Estação |
Lendo os jornais, tomamos conhecimento sobre os fiscais que
lesam os cofres públicos em milhões de reais. São chamados de ‘colarinhos
branco’, que, geralmente, sempre ficam impunes. Aqui, na nossa cidade, em
tempos idos, tivemos também ladrões semelhantes, por suas habilidades.
Carlito era um negro, na época com vinte e dois anos, pele
lisa, olhos grandes, fala rouca. Vivia de pequenos furtos, fazia mandados,
gostava de frequentar o cinema, não pagava o ingresso porque era amigo do Burú,
o porteiro, e o Miquelzinho, gerente, fazia ‘vista grossa’. Seu ponto era
sempre o Mercado Municipal.
Naquela noite ele estava na estação da Leopoldina, à espera
de malas dos viajantes, que sempre vinham no trem de ferro e aportavam em
Miracema, a última parada. O Cavaliere com suas 15 malas de couro, mostruários
de armarinhos; o Vicente Guerra, da Casa Hasenclever, homem gordo, já velho,
mas sempre viajando. O Tomaz, empregado do Hotel Braga, sempre esperando os
hóspedes para lavá-los até lá, onde o Senhor Toninho, um negro gordo e
lustroso, com uma perna dura, os acomodavam.
E lá vêm outros passageiros descendo do trem de ferro.
Naquela noite, eram poucos. O velho Marota, vestido de cáqui e boné recolhendo
as passagens. Daí a pouco, após o desembarque, o trem voltava, indo até o
viradouro para ficar em posição de sair no outro dia.
No dia seguinte, ao amanhecer, chegava de novo o Carlito na
estação para estar com o maquinista, seu conhecido, aquele louro forte sempre
de roupa azulada. Os dois iam para o trem de carga munidos de um furador de
sacos, começavam a tirar de cada um deles uma pequena quantidade de café pilado
que o Carlito, no dia seguinte, revendia para o Zé Custódio, que, em pouco
tempo, acumulava uma grande quantidade e revendia para o Mané Lino que, por sua
vez, revendia para outro comprador de Juiz de Fora, juntamente com o seu café
já estocado.
Carlito tinha desavença com Mané Catinga (outro biscateiro).

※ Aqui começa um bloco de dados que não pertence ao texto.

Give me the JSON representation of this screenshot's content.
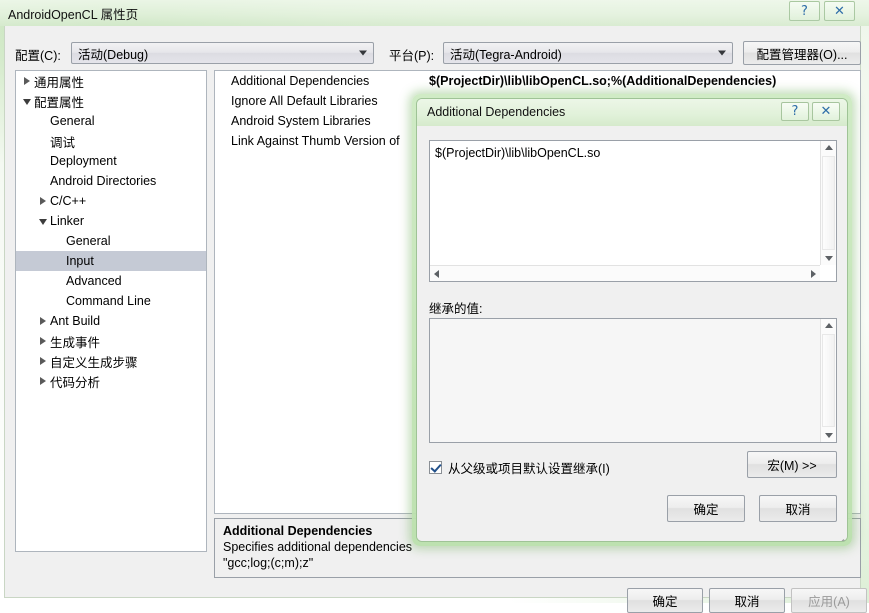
{
  "window": {
    "title": "AndroidOpenCL 属性页",
    "help_glyph": "?",
    "close_glyph": "✕"
  },
  "toolbar": {
    "config_label": "配置(C):",
    "config_value": "活动(Debug)",
    "platform_label": "平台(P):",
    "platform_value": "活动(Tegra-Android)",
    "config_manager_label": "配置管理器(O)..."
  },
  "tree": {
    "items": [
      {
        "label": "通用属性",
        "indent": 0,
        "twisty": "collapsed",
        "selected": false
      },
      {
        "label": "配置属性",
        "indent": 0,
        "twisty": "expanded",
        "selected": false
      },
      {
        "label": "General",
        "indent": 1,
        "twisty": "none",
        "selected": false
      },
      {
        "label": "调试",
        "indent": 1,
        "twisty": "none",
        "selected": false
      },
      {
        "label": "Deployment",
        "indent": 1,
        "twisty": "none",
        "selected": false
      },
      {
        "label": "Android Directories",
        "indent": 1,
        "twisty": "none",
        "selected": false
      },
      {
        "label": "C/C++",
        "indent": 1,
        "twisty": "collapsed",
        "selected": false
      },
      {
        "label": "Linker",
        "indent": 1,
        "twisty": "expanded",
        "selected": false
      },
      {
        "label": "General",
        "indent": 2,
        "twisty": "none",
        "selected": false
      },
      {
        "label": "Input",
        "indent": 2,
        "twisty": "none",
        "selected": true
      },
      {
        "label": "Advanced",
        "indent": 2,
        "twisty": "none",
        "selected": false
      },
      {
        "label": "Command Line",
        "indent": 2,
        "twisty": "none",
        "selected": false
      },
      {
        "label": "Ant Build",
        "indent": 1,
        "twisty": "collapsed",
        "selected": false
      },
      {
        "label": "生成事件",
        "indent": 1,
        "twisty": "collapsed",
        "selected": false
      },
      {
        "label": "自定义生成步骤",
        "indent": 1,
        "twisty": "collapsed",
        "selected": false
      },
      {
        "label": "代码分析",
        "indent": 1,
        "twisty": "collapsed",
        "selected": false
      }
    ]
  },
  "grid": {
    "rows": [
      {
        "name": "Additional Dependencies",
        "value": "$(ProjectDir)\\lib\\libOpenCL.so;%(AdditionalDependencies)"
      },
      {
        "name": "Ignore All Default Libraries",
        "value": ""
      },
      {
        "name": "Android System Libraries",
        "value": ""
      },
      {
        "name": "Link Against Thumb Version of",
        "value": ""
      }
    ]
  },
  "description": {
    "title": "Additional Dependencies",
    "line1": "Specifies additional dependencies",
    "line2": "\"gcc;log;(c;m);z\""
  },
  "footer": {
    "ok_label": "确定",
    "cancel_label": "取消",
    "apply_label": "应用(A)"
  },
  "dialog": {
    "title": "Additional Dependencies",
    "help_glyph": "?",
    "close_glyph": "✕",
    "edit_value": "$(ProjectDir)\\lib\\libOpenCL.so",
    "inherited_label": "继承的值:",
    "inherited_value": "",
    "inherit_checkbox_label": "从父级或项目默认设置继承(I)",
    "inherit_checked": true,
    "macro_label": "宏(M) >>",
    "ok_label": "确定",
    "cancel_label": "取消"
  },
  "colors": {
    "aero_green": "#bae0ac",
    "selection": "#c5cad5",
    "window_bg": "#f0f0f0"
  }
}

Dizia que Mané conversava muito, jogava conversa fora, era puxa saco. Naquela
época o Mané Catinga era doador de sangue; vendia o seu sangue para tomar umas
pingas; botava uns óculos preto e um terno branco e às vezes entrava na roleta
do Caboclo para jogar, perdendo o pouco que tinha amealhado.
Caboclo morava na Rua Padilha, onde tinha um bar e nos fundos
era onde funcionava a roleta de bichos; gostava de tomar umas bebidas e ficava
valente e atrevido. Numa noite foi ouvir a banda tocar e, de repente, sacou da
arma e meteu fogo no meio dos músicos acertando o dedo de um deles, e foi
preso. No dia seguinte foi encontrado morto: havia tomado veneno que levara com
ele.
Mas naquela mesma noite o Carlito não sabia que seria a
última vez que iria estar na estação. No outro dia foi encontrado, também
morto, dentro do banheiro do mercado, esvaído em sangue em consequência de uma
hemoptise. Será?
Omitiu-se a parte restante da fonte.